8.5. In the event that certain of your personal data will be required for the purpose of making, enforcing or defending legal claims, we will protect them to the extent necessary to achieve such purposes through judicial, administrative or extrajudicial proceedings.
9. Your rights
9.1. You have the right at any time, upon request, to access the personal data we process and find out how it is processed, to request the correction of incorrect, incomplete, inaccurate personal data, to request a suspension other than storage, to process your personal data if the data is processed. non-compliance with legal requirements.
9.2. To the extent that the processing of personal data is based on consent, you have the right to withdraw consent at any time without affecting the lawfulness of the processing of data prior to withdrawal.
9.3. You can exercise your rights by submitting a written request by e-mail. by mail email@example.com, by sending a request by mail Liepojos str. 7A, Klaipeda, or by direct arrival at the specified address.
10. Contact information and submission of complaints
10.1. If you have any questions regarding the protection of personal data, please contact us by e-mail. email firstname.lastname@example.org or directly to the hotel.
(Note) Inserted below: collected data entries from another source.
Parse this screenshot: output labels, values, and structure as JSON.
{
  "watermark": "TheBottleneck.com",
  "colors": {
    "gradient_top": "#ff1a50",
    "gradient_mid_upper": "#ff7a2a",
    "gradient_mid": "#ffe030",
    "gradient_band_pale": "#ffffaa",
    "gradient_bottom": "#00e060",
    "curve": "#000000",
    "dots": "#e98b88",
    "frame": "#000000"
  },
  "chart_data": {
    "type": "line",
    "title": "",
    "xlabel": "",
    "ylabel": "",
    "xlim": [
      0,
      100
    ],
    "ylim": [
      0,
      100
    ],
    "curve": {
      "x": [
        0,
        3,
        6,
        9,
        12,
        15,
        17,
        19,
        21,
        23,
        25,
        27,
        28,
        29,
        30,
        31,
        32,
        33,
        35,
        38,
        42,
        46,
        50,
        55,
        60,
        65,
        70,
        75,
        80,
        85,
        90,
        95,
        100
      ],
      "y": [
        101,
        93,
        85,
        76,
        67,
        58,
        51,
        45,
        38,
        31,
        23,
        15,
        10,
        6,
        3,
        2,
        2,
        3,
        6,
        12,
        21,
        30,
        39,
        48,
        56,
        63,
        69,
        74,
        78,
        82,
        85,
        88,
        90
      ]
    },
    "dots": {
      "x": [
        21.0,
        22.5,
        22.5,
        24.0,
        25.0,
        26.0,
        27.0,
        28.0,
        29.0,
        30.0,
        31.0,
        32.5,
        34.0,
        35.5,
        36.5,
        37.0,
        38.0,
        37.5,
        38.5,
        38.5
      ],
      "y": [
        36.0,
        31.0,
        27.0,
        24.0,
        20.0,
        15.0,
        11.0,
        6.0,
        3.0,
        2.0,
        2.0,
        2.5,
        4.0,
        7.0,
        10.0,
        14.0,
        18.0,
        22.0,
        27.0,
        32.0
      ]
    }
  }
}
10.2. If you are not satisfied with our response or believe that we process your data without complying with legal requirements, you have the right to lodge a complaint with the State Data Protection Inspectorate of the Republic of Lithuania as a supervisory authority.
12. Processing of personal data by third parties
12.1. In certain cases, we may disclose your information to entities other than those described above:
12.1.1. To not break the law or in response to a mandatory court order (e.g., upon receipt of a court order to provide data);
12.1.2. To confirm the legitimacy of your actions;
12.1.3. To protect your rights, property or ensure their safety;
12.1.4. In other cases with your consent or legitimate request.
12.2. Any personal data you provide to us may be transferred to the competent authorities in the cases directly provided for by law.
12.3. Links to our accounts on social networks. Third-party terms and conditions may apply to your use of third-party services, such as your visit to our Facebook social network. It is therefore recommended to consult the terms and conditions applicable to the use of the following third parties:
12.3.1. The Data Policy is available on the social network Facebook at https://www.facebook.com/policy.php.
13. Final provisions
13.1. The law of the Republic of Lithuania shall apply to legal relations related to this Policy.
13.2. We shall not be liable for damages, including damages resulting from disruption of the use of the Website, loss of or damage to data resulting from the actions or omissions of you or third parties acting on your knowledge, including incorrect data entry, other errors, intentional damage, other improper Internet use of websites. We are also not liable for any disruption of connection and/or use of the Websites and/or any damage caused by them as a result of acts or omissions of third parties not related to us, you, or other data subjects, including power outages, internet access, etc…
13.4. This Policy shall be reviewed and, if necessary, updated at least every two years. Additions or changes to the policy take effect from the date of their publication.
13.5. If you use the Websites and our services after the Policy Update, we will consider that you have no objection and are aware of the changes made.